The other explanation is that the actual real-world population of infections has grown.


Here is the thing about testing: We have two worlds.

The first world is the real world, in which people are either infected, or they are not. The problem with the real world is that it is impossible for us to see it while it's happening. Because the virus is invisible and the world is too big and moves too fast.

The second world is the shadow world of testing, which you can think of as an alternate reality that is closely—but not perfectly—based on the real world.

Getting a test doesn't change the base reality. Testing merely reveals an individual slice of reality and quantifies it for observers to see. Ideally, the world of testing tracks very closely with the real world and gives us a good picture of what the real world looks like.

But there are lots of variables and uncertainties. The picture testing gives you may be very close to reality, or may be a slightly warped version of reality.

The single best metric we have in terms of showing us what the real world looks like is death.

Because a certain percentage of people who contract the coronavirus will die from it. Can this percentage fluctuate depending on the risk profiles of the infected population and therapeutic advances? Yes.

But deaths are the metric that will most closely mirror the real-world status of infections.

There's just one problem with using deaths as your lodestar: They are a trailing indicator of infections.

If the real-world number of infections starts to rise—meaning that we are not just seeing more infections in the testing world for whatever reason—then we will eventually see a corresponding number of deaths. But we won't see it for three or four weeks.

Right now our daily death totals are looking better.
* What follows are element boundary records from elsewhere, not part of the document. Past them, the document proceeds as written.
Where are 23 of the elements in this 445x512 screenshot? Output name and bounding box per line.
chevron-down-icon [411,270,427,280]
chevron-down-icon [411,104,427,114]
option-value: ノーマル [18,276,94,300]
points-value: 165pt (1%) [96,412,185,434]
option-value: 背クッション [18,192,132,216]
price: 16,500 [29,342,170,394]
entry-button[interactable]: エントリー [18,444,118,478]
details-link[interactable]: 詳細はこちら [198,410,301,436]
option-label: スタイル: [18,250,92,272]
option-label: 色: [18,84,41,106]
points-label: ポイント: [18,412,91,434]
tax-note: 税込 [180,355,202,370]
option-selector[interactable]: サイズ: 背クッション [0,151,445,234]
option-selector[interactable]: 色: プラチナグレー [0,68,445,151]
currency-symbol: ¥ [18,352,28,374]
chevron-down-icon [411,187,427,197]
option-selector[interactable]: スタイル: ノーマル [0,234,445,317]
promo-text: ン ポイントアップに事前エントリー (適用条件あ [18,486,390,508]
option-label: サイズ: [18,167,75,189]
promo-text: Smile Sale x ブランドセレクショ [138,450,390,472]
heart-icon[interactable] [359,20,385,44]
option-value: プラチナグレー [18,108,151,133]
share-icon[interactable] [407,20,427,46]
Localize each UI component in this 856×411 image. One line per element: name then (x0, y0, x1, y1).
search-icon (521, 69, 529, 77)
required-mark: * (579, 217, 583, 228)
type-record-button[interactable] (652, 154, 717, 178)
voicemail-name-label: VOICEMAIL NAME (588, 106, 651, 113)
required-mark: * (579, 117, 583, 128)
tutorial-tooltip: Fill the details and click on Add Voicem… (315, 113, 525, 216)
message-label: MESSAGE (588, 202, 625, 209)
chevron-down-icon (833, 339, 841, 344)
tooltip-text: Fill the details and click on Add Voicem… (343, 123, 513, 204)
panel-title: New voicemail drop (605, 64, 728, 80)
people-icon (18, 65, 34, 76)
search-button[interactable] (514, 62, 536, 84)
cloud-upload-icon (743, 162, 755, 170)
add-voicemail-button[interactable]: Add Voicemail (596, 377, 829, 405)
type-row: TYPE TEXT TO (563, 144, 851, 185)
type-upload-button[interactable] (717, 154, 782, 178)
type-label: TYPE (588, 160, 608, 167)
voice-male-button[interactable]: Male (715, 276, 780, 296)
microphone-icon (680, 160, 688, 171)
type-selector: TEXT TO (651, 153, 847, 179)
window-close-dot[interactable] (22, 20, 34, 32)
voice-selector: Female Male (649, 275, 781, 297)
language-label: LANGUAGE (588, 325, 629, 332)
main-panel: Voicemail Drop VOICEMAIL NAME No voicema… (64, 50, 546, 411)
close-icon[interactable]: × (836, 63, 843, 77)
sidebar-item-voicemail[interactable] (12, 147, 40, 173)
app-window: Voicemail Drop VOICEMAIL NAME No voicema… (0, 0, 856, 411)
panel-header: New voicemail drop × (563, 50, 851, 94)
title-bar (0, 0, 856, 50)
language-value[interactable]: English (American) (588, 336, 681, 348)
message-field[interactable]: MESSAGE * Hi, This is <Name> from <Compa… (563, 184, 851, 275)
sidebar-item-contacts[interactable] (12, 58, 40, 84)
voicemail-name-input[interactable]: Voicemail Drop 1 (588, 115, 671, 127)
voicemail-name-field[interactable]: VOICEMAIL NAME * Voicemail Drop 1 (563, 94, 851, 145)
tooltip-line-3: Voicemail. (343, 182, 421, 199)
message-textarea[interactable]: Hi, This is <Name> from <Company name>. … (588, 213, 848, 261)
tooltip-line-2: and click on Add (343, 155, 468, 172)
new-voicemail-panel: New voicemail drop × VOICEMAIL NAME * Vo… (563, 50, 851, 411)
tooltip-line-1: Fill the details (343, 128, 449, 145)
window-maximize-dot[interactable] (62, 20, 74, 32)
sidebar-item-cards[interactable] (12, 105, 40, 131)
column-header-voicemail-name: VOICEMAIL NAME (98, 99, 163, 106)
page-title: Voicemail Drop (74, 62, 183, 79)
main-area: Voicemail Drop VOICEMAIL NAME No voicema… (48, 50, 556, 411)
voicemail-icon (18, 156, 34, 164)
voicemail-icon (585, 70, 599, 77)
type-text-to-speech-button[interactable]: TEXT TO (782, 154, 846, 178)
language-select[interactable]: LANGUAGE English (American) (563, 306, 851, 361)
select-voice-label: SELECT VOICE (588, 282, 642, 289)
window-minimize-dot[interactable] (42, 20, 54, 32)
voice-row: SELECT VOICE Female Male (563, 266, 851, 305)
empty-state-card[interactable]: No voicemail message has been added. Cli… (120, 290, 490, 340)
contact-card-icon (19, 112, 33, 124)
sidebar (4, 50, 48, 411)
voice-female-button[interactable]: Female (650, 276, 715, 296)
Which is to say that the rolling average is 700 deaths per day and the direction of the trend is downward.

The problem is that these death numbers are only confirming the decline in real world infections that we started seeing in the testing world back in early June.

The current daily death totals don't tell us anything about the state of the pool of infections today.

If there is a second wave, then by mid- to late July we're going to see the daily death numbers start to trend back upward.